In the last few days, Beijing seemed eager to address India’s sovereignty concerns about CPEC. Delhi was not impressed though, for the pickings seemed meagre. Nevertheless, the effort by the two countries to address the tricky issue of territorial sovereignty in Kashmir are welcome and must continue. While it may be prepared to talk, Beijing is unlikely to suspend work on its economic and strategic projects in Pakistan occupied Kashmir.
Even as it engages in a necessary and patient dialogue with China, Delhi needs to take a number of steps of its own. For one, Delhi must step up the effort to modernise and deepen J&K’s connectivity with the rest of India. Second, Delhi must test the sincerity of the Pakistani and Chinese statements that CPEC is open for Indian participation. Delhi has not been averse to cross-border infrastructure cooperation in Kashmir and it has made specific proposals to both Pakistan and China in the past. Delhi must now articulate a political framework for economic and commercial cooperation across the contested frontiers of Kashmir in all directions.
Third, the Sino-Indian argument on CPEC in Kashmir is deeply connected to the question of Arunachal Pradesh. While China asks India to downplay the sovereignty argument in Pakistan occupied Kashmir, Beijing objects to all Indian activity, political or economic, in Arunachal Pradesh. The state is part of the Indian Union, but is claimed in entirety by China. In Arunachal, Delhi needs to raise its game on accelerating the state’s economic development and its connectivity to the rest of India.

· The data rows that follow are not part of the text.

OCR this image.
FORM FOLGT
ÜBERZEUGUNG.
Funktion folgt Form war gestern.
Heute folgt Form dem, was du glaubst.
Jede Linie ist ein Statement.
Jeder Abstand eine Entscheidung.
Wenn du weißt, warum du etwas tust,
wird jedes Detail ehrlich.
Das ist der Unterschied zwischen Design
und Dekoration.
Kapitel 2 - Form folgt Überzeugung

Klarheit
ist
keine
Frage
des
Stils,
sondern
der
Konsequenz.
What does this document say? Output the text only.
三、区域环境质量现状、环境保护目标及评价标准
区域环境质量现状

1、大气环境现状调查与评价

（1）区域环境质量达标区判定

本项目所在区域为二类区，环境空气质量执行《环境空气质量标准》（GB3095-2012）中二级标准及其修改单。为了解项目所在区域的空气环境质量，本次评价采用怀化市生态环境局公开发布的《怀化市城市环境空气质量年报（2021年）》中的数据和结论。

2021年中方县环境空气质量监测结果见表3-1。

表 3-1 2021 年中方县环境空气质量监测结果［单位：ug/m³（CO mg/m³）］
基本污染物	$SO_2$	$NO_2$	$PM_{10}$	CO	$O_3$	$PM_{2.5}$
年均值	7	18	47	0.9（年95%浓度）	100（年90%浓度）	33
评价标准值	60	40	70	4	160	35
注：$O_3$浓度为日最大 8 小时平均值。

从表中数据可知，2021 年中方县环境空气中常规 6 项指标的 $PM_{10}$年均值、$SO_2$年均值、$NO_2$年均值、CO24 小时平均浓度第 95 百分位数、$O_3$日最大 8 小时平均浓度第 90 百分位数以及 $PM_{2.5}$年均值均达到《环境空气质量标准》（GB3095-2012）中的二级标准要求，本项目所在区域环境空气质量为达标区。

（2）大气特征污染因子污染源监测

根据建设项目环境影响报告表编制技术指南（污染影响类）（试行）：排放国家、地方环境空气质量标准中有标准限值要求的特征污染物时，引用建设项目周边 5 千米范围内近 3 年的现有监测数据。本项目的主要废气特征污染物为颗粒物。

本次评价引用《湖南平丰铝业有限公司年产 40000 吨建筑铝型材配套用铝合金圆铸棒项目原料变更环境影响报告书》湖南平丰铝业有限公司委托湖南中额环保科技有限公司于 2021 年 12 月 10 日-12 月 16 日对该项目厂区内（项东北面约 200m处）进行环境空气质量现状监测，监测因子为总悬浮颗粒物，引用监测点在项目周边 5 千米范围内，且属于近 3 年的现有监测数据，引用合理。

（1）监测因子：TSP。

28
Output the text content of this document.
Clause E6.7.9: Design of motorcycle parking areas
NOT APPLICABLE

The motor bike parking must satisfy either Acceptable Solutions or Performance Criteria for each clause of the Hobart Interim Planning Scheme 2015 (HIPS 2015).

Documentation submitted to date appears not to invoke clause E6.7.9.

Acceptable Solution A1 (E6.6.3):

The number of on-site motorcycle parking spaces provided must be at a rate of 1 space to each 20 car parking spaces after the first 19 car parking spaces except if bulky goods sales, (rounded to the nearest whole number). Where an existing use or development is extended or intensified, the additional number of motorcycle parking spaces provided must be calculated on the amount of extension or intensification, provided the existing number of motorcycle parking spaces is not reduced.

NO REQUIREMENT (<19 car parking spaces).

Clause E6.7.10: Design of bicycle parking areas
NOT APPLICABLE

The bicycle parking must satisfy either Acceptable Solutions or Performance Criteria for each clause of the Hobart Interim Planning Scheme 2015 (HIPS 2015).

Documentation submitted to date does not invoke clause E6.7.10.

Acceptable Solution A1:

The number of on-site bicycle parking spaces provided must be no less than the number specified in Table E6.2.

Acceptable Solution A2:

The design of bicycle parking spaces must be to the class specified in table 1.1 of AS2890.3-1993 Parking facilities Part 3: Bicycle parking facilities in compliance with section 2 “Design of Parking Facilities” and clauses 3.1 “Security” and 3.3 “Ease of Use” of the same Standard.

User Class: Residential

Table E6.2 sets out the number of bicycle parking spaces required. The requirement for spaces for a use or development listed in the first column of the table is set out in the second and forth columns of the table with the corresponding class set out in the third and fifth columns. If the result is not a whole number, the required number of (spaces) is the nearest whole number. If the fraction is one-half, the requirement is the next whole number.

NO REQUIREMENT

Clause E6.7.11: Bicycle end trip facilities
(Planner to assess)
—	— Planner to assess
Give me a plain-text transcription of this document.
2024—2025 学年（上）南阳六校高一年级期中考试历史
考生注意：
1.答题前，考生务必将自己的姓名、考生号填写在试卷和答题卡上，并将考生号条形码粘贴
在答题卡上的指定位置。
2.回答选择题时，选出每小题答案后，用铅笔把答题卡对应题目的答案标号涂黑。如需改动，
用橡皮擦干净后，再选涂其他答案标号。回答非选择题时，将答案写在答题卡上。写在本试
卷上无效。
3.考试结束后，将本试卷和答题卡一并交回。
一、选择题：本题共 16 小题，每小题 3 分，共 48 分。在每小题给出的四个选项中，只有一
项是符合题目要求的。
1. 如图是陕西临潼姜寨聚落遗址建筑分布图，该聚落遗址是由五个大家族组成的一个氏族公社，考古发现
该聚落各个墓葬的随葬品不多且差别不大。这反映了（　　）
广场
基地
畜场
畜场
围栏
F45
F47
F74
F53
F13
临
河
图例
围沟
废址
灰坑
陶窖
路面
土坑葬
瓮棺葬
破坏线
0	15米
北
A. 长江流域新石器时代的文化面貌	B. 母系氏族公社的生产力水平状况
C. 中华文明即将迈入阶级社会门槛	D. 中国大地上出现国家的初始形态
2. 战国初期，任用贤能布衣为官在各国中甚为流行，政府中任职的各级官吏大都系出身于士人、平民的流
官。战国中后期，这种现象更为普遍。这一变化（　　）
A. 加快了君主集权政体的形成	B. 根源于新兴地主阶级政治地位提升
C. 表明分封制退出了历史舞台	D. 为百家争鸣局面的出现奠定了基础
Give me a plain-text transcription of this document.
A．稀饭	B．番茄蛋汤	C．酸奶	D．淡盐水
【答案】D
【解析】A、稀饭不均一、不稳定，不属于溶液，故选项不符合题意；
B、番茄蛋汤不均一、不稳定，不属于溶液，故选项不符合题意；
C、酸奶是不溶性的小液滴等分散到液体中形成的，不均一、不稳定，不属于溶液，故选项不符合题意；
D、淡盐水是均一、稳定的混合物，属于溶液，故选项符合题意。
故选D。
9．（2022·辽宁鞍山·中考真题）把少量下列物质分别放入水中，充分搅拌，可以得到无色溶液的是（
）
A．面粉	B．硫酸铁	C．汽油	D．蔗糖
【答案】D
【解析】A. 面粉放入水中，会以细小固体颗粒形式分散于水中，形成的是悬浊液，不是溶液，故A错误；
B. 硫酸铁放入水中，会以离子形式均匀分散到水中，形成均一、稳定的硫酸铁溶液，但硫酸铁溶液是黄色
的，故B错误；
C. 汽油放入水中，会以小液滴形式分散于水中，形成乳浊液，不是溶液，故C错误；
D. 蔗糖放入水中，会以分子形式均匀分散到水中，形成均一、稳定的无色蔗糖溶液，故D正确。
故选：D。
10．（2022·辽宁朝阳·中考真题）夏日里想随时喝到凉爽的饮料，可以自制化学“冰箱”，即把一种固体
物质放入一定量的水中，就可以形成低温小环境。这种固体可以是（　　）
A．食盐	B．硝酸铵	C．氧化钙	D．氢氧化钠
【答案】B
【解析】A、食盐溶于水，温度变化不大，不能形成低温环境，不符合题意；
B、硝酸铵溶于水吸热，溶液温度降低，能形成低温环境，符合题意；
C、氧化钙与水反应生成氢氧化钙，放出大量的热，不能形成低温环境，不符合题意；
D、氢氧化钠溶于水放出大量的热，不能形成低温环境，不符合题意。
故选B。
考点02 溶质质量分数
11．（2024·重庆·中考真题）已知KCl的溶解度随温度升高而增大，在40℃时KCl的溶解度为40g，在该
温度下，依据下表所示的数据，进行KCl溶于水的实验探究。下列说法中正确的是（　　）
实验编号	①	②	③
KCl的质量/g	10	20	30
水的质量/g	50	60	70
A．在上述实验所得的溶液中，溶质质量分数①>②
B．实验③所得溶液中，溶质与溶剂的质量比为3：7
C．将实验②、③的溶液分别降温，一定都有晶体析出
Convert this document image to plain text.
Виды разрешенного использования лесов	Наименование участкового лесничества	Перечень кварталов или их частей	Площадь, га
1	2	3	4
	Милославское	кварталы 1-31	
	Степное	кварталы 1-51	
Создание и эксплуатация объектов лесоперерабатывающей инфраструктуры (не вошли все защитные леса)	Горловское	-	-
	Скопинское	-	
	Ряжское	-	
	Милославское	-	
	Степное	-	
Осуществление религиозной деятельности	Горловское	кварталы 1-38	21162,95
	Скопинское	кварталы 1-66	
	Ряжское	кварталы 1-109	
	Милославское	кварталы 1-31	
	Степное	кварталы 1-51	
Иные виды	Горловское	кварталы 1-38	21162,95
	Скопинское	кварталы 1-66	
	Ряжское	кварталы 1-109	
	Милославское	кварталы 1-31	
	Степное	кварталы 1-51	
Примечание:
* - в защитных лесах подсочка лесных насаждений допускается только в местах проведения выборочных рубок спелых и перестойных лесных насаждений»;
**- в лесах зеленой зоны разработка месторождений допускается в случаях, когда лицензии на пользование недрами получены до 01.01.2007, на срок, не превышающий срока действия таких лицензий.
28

Fourth, Delhi must devote high-level political attention to the long-neglected Andaman and Nicobar islands that sit across China’s planned maritime silk routes in the eastern Indian Ocean. It is only by realising the full strategic potential of the island chain that Delhi can cope with the maritime dimension of China’s Belt and Road Initiative.
Fifth, in opting out of the Belt and Road Initiative for now, Delhi has renewed its strong commitment to promoting connectivity with neighbours in the Subcontinent, South East Asia and the Gulf. On Saturday, the foreign office identified a number of projects currently under implementation. There is no doubt that the Modi government has imparted new energy to these projects, some of which date back to the Vajpayee era. Completing these projects quickly is critical for lending credibility to Delhi’s tough posture on the BRI.
Whether it is in Kashmir, Arunachal, the Andamans or the neighbourhood, India’s neglect of its frontier regions has weakened its regional position. Beijing’s Belt and Road Initiative promises to worsen that disadvantage, unless Delhi presses ahead with its own connectivity initiatives within and across its frontiers. While the geographic imperative has driven modern China’s strategic policies, it has not been one of independent India’s strengths. But President Xi appears to have shaken India out of its geopolitical stupor.
India’s belated rediscovery of the relationship between geography, economics and strategy is probably one of the more interesting but unintended consequences of China’s Belt and Road Initiative.